Patch?: linux-2.5.41 multiprocessor vs. CONFIG_X86_TSC

From: Adam J. Richter (adam@yggdrasil.com)
Date: Thu Oct 10 2002 - 07:02:12 EST


        When I attempted to boot 2.5.40 and 2.5.41 on an x86
multiprocessor that booted 2.5.34 , I got an infinite loop
"APIC error on CPU1: 08(08)".

        The cause of this loop was that syncrhonize_tsc_bp in
arch/i386/kernel/smpboot.c would attempt a calculation that involved
dividing by fast_gettimeoffset_quotient, a value that was only set if
CONFIG_X86_TSC was defined. This resulted in a divide by zero trap,
which left some interrupt handling in a funky a state, which resulted
in the repeating error message.

        There are two bugs that this problem exposed:

        1. Running on an x86 multiprocessor now requires a CPU with the
           Time Stamp Counter feature, apparently a feature of Pentium I
           and later. Sequent made 386 and 486(?) multiprocessor systems,
           but I don't know if they or any other 386 or 486 multiprocessors
           can run Linux. If they can, then this problem really should be
           nailed, which I have not yet done.
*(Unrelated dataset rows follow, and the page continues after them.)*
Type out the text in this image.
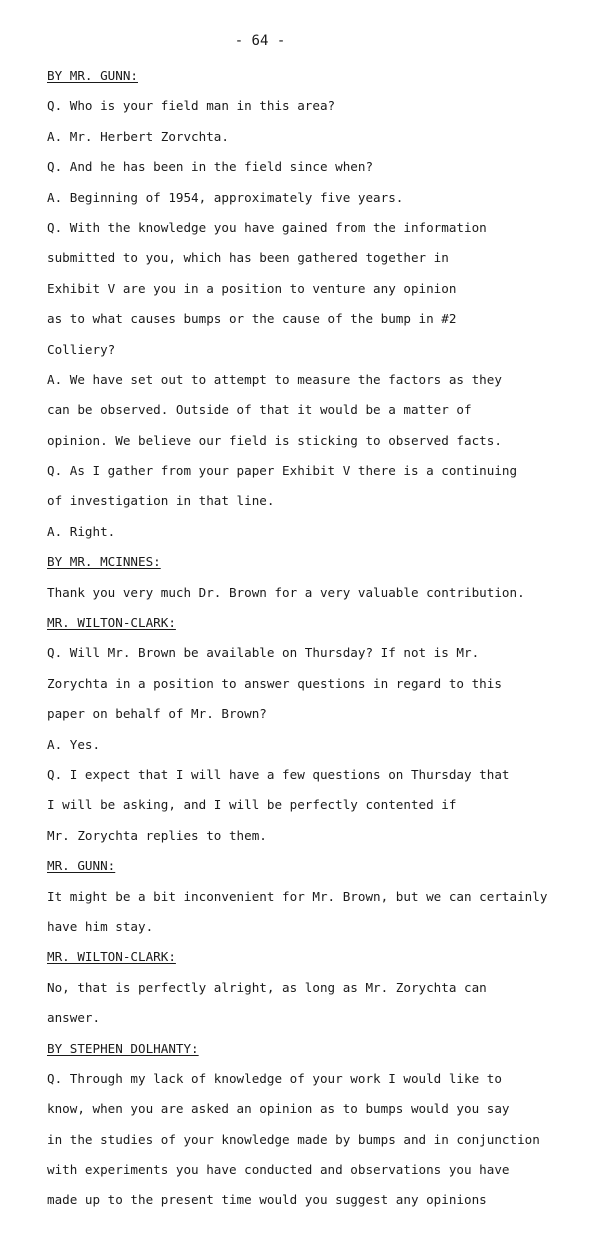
- 64 -
BY MR. GUNN:
Q. Who is your field man in this area?
A. Mr. Herbert Zorvchta.
Q. And he has been in the field since when?
A. Beginning of 1954, approximately five years.
Q. With the knowledge you have gained from the information
submitted to you, which has been gathered together in
Exhibit V are you in a position to venture any opinion
as to what causes bumps or the cause of the bump in #2
Colliery?
A. We have set out to attempt to measure the factors as they
can be observed. Outside of that it would be a matter of
opinion. We believe our field is sticking to observed facts.
Q. As I gather from your paper Exhibit V there is a continuing
of investigation in that line.
A. Right.
BY MR. MCINNES:
Thank you very much Dr. Brown for a very valuable contribution.
MR. WILTON-CLARK:
Q. Will Mr. Brown be available on Thursday? If not is Mr.
Zorychta in a position to answer questions in regard to this
paper on behalf of Mr. Brown?
A. Yes.
Q. I expect that I will have a few questions on Thursday that
I will be asking, and I will be perfectly contented if
Mr. Zorychta replies to them.
MR. GUNN:
It might be a bit inconvenient for Mr. Brown, but we can certainly
have him stay.
MR. WILTON-CLARK:
No, that is perfectly alright, as long as Mr. Zorychta can
answer.
BY STEPHEN DOLHANTY:
Q. Through my lack of knowledge of your work I would like to
know, when you are asked an opinion as to bumps would you say
in the studies of your knowledge made by bumps and in conjunction
with experiments you have conducted and observations you have
made up to the present time would you suggest any opinions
        2. CONFIG_X86_TSC is used inconsistently. In some cases it means
           "Assume TSC" and its absense means "check cpu_has_tsc at run
           time", but parts of arch/i386/time.c were treating its absense
           as meaning "assume TSC is not present." The result was that when
           I tried to boot a kernel that could run on a 386, time.c assumed
           TSC was not present and did left fast_gettimeoffset_quotient as
           zero, resulting in the divide by zero in the APIC initialization.
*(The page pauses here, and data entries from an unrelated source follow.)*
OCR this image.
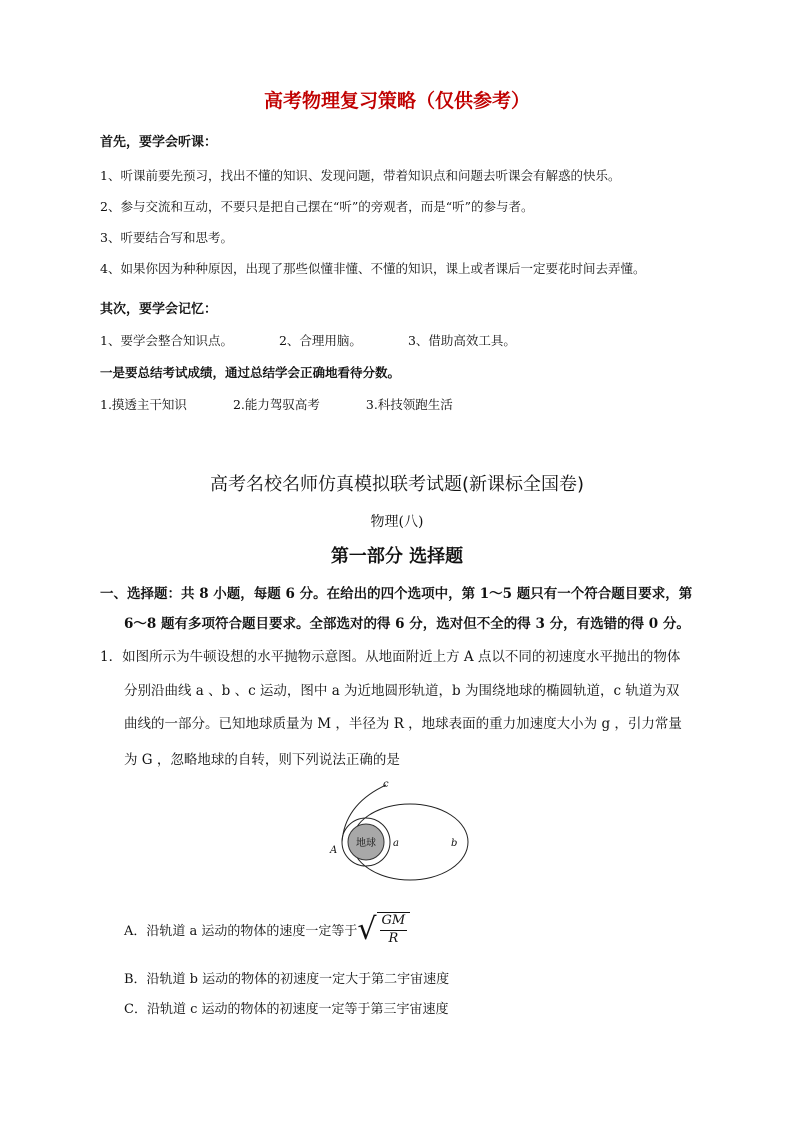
高考物理复习策略（仅供参考）
首先，要学会听课：
1、听课前要先预习，找出不懂的知识、发现问题，带着知识点和问题去听课会有解惑的快乐。
2、参与交流和互动，不要只是把自己摆在“听”的旁观者，而是“听”的参与者。
3、听要结合写和思考。
4、如果你因为种种原因，出现了那些似懂非懂、不懂的知识，课上或者课后一定要花时间去弄懂。
其次，要学会记忆：
1、要学会整合知识点。	2、合理用脑。	3、借助高效工具。
一是要总结考试成绩，通过总结学会正确地看待分数。
1.摸透主干知识	2.能力驾驭高考	3.科技领跑生活
高考名校名师仿真模拟联考试题(新课标全国卷)
物理(八)
第一部分 选择题
一、选择题：共 8 小题，每题 6 分。在给出的四个选项中，第 1～5 题只有一个符合题目要求，第
6～8 题有多项符合题目要求。全部选对的得 6 分，选对但不全的得 3 分，有选错的得 0 分。
1．如图所示为牛顿设想的水平抛物示意图。从地面附近上方 A 点以不同的初速度水平抛出的物体
分别沿曲线 a 、b 、c 运动，图中 a 为近地圆形轨道，b 为围绕地球的椭圆轨道，c 轨道为双
曲线的一部分。已知地球质量为 M ，半径为 R ，地球表面的重力加速度大小为 g ，引力常量
为 G ，忽略地球的自转，则下列说法正确的是
地球 a	b
c
A
A．沿轨道 a 运动的物体的速度一定等于 √ $\frac{GM}{R}$
B．沿轨道 b 运动的物体的初速度一定大于第二宇宙速度
C．沿轨道 c 运动的物体的初速度一定等于第三宇宙速度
        The following preliminary fixes arch/i386/time.c so that the
absense of CONFIG_X86_TSC just means "check cpu_has_tsc." I have also
attached matching changes for a couple of other places where
CONFIG_X86_TSC was checked, but those changes are not necessary to
allow of a kernel that can boot on both 386's and multiprocessors.

        I would appreciate feedback on the following questions:

        1. Do we still want a CONFIG_X86_TSC compile-time option?
           We already have a boot time argument to tell the kernel to
           assume the TSC is bad. The only quasi-critical paths that
           an "if (cpu_has_tsc)" would be in would be in the
           include/net/profile.h macros and some DRM drivers that call
           get_cycles().

        2. Are there x86 multiprocessors that Linux runs on that lack the
           Time Stamp Counter feature? If so, I would welcome any
           suggestions or requests on how best to fix arch/i386/smpboot.c.

        3. Is there anything else I should change in these patches? I was
           thinking of doing "#define cpu_has_tsc 1" if CONFIG_X86_TSC
           is set.

        4. I would like to first submit my changes to arch/i386/time.c,
           as they are sufficient to allow for a Linux kernel that can
           both on 386 and on virtually all real world multiprocessors,
           and would be included in every way that I can imaging addressing
           this problem. Any objections this step?

-- 
Adam J. Richter     __     ______________   575 Oroville Road
adam@yggdrasil.com     \ /                  Milpitas, California 95035
+1 408 309-6081         | g g d r a s i l   United States of America
                         "Free Software For The Rest Of Us."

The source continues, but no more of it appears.